Loca de no sé qué me así con las manos a su brazo. Y como una niña ingenua susurré:
- ¿Es verdad?
- ¿Verdad?
- Lo que dices sentir por mí.
- Es - así, como él decía las cosas, sin resquicio para la duda.
- Oh.
- ¿No quieres?
- ¿Querer que tú me quieras?
- Sí.
- Claro - susurré, miréndome.
- Claro.
Joe me apretó contra su pecho y allí, en plena calle, me besó en la boca, frenético, mil veces.
Todo me daba vueltas. Pero le correspondí prohibiéndome a mí misma desfallecer.
- Joe...
- ¿Lo sabes ahora?
Lo sabía. No sólo lo de él, sino lo que yo sentía. Lo que ardía en mi pecho.
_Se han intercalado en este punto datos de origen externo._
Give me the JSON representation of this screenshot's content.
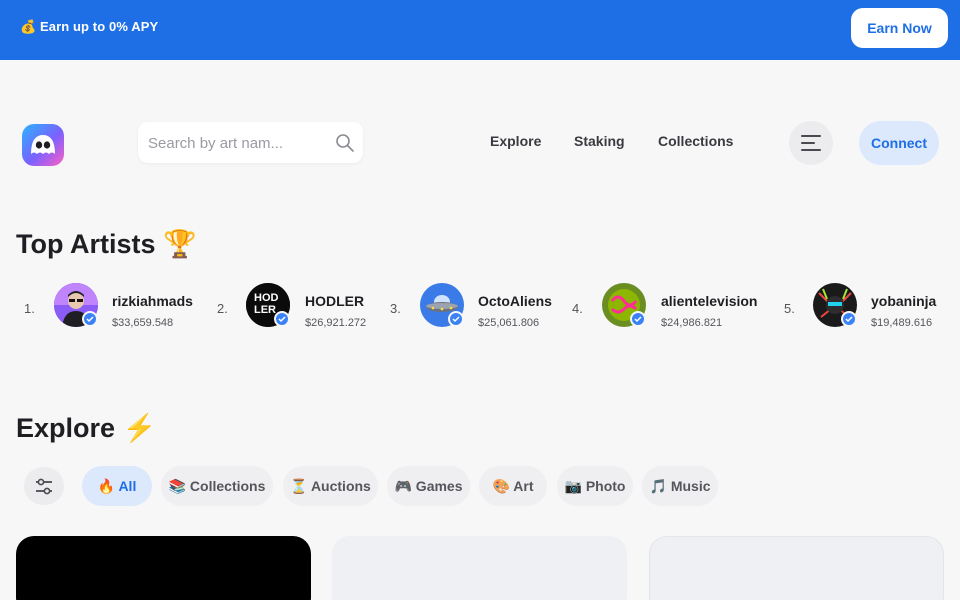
{
  "banner": {
    "text": "💰 Earn up to 0% APY",
    "button": "Earn Now"
  },
  "header": {
    "search_placeholder": "Search by art nam...",
    "nav": [
      "Explore",
      "Staking",
      "Collections"
    ],
    "connect": "Connect"
  },
  "top_artists": {
    "title": "Top Artists 🏆",
    "artists": [
      {
        "rank": "1.",
        "name": "rizkiahmads",
        "value": "$33,659.548"
      },
      {
        "rank": "2.",
        "name": "HODLER",
        "value": "$26,921.272",
        "avatar_text": "HOD LER"
      },
      {
        "rank": "3.",
        "name": "OctoAliens",
        "value": "$25,061.806"
      },
      {
        "rank": "4.",
        "name": "alientelevision",
        "value": "$24,986.821"
      },
      {
        "rank": "5.",
        "name": "yobaninja",
        "value": "$19,489.616"
      }
    ]
  },
  "explore": {
    "title": "Explore ⚡",
    "chips": [
      {
        "label": "🔥 All"
      },
      {
        "label": "📚 Collections"
      },
      {
        "label": "⏳ Auctions"
      },
      {
        "label": "🎮 Games"
      },
      {
        "label": "🎨 Art"
      },
      {
        "label": "📷 Photo"
      },
      {
        "label": "🎵 Music"
      }
    ]
  },
  "colors": {
    "accent": "#1e6fe6",
    "accent_light": "#dce8fb",
    "verified": "#3b82f6"
  }
}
Lo que antes me inquietó sin saberlo.
Subí corriendo las escaleras y Joe pretendió alcanzarme, pero yo llegué a la cocina antes que él.
- Mamá...nos vamos a casar Joe y yo...
Mamá siguió cocinando. Sólo dijo para mi desconcierto:
- Ya era hora.
- ¿Qué dices?
Se volvió riendo.
- Pensé que no lo ibas a descubrir nunca - y como si no ocurriera nada añadió: ¿Coméis o no?
No tenía ganas y Joe creo que tampoco.
Cuando nos despedimos, le dije bajísimo a espaldas de mamá que seguía dando vueltas sin parar, por la cocina:
- Bésame como antes.
Supe lo que era el amor en toda su expresión. Me di cuenta de lo mucho que significaba en mi vida.